La photographie culinaire est-elle de l’Art

La photographie culinaire est-elle un Art ?

 

La photographie culinaire est-elle de l’Art

 

Nicéphore Niépce fut l’inventeur du « procédé héliographique », c’est-à-dire de la photographie. Au-delà de cette prouesse géniale qui a littéralement changé le monde, il fut également l’inventeur involontaire de la photographie culinaire en 1827 avec « La table servie » qui, admettons-le, n’est pas une photo d’Art. Il n’avait certainement pas d’autre ambition que de faire des tests techniques avec un sujet statique et sa démarche était essentiellement scientifique. Ce fut donc un faux départ pour la photographie culinaire qui n’a cessé depuis d’évoluer, de s’affiner, de s’adapter aux codes changeants de la société, voire parfois de les devancer. En presque 200 ans et à force de se perfectionner et de gagner en maturité, la photographie culinaire a-t-elle fini par acquérir le statut de photo d’Art ? Malheureusement, ça ne semble pas être le cas.
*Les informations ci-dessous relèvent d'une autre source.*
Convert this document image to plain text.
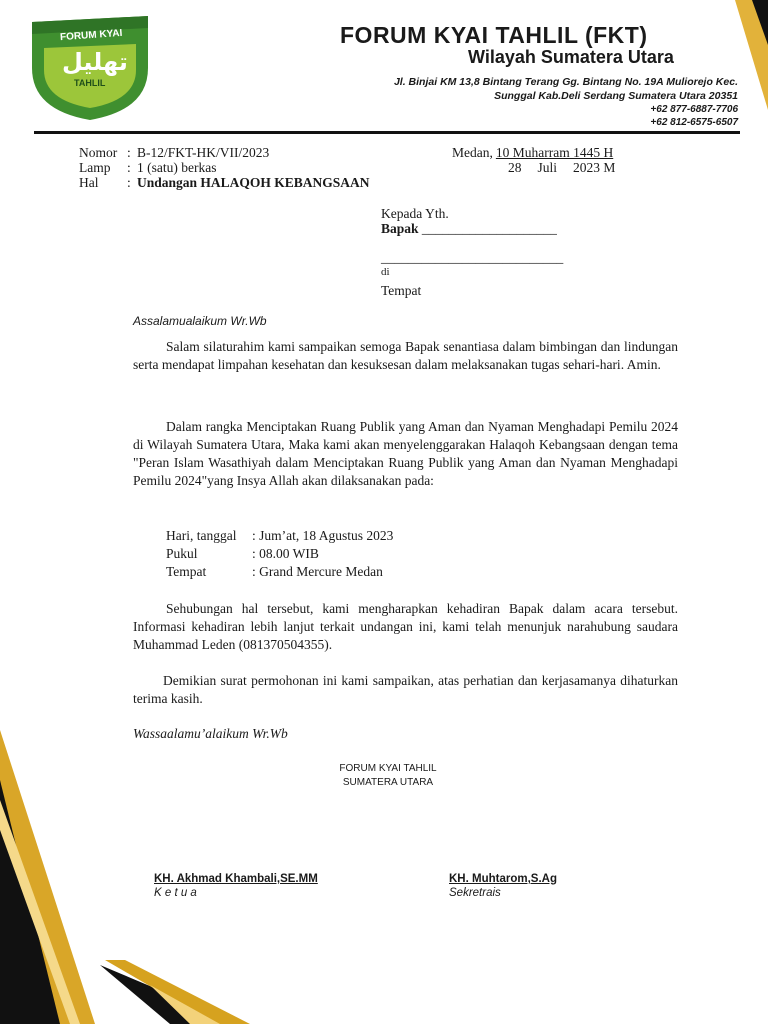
FORUM KYAI
تهليل
TAHLIL
FORUM KYAI TAHLIL (FKT)
Wilayah Sumatera Utara
Jl. Binjai KM 13,8 Bintang Terang Gg. Bintang No. 19A Muliorejo Kec.
Sunggal Kab.Deli Serdang Sumatera Utara 20351
+62 877-6887-7706
+62 812-6575-6507
Nomor : B-12/FKT-HK/VII/2023
Lamp : 1 (satu) berkas
Hal : Undangan HALAQOH KEBANGSAAN
Medan, 10 Muharram 1445 H
28 Juli 2023 M
Kepada Yth.
Bapak ____________________
___________________________
di
Tempat
Assalamualaikum Wr.Wb
Salam silaturahim kami sampaikan semoga Bapak senantiasa dalam bimbingan dan lindungan serta mendapat limpahan kesehatan dan kesuksesan dalam melaksanakan tugas sehari-hari. Amin.
Dalam rangka Menciptakan Ruang Publik yang Aman dan Nyaman Menghadapi Pemilu 2024 di Wilayah Sumatera Utara, Maka kami akan menyelenggarakan Halaqoh Kebangsaan dengan tema "Peran Islam Wasathiyah dalam Menciptakan Ruang Publik yang Aman dan Nyaman Menghadapi Pemilu 2024"yang Insya Allah akan dilaksanakan pada:
Hari, tanggal : Jum’at, 18 Agustus 2023
Pukul	: 08.00 WIB
Tempat	: Grand Mercure Medan
Sehubungan hal tersebut, kami mengharapkan kehadiran Bapak dalam acara tersebut. Informasi kehadiran lebih lanjut terkait undangan ini, kami telah menunjuk narahubung saudara Muhammad Leden (081370504355).
Demikian surat permohonan ini kami sampaikan, atas perhatian dan kerjasamanya dihaturkan terima kasih.
Wassaalamu’alaikum Wr.Wb
FORUM KYAI TAHLIL
SUMATERA UTARA
KH. Akhmad Khambali,SE.MM
K e t u a
KH. Muhtarom,S.Ag
Sekretrais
Pourtant c’est un genre en tant que tel, qui dispose de son propre langage et de ses codes spécifiques, qui nécessite un véritable savoir-faire ainsi qu’une grande implication et beaucoup de précision. Malgré cela, la photographie culinaire ne trouve pas sa cote dans les salles de vente en dépit de tentatives ponctuelles rarement couronnées de succès.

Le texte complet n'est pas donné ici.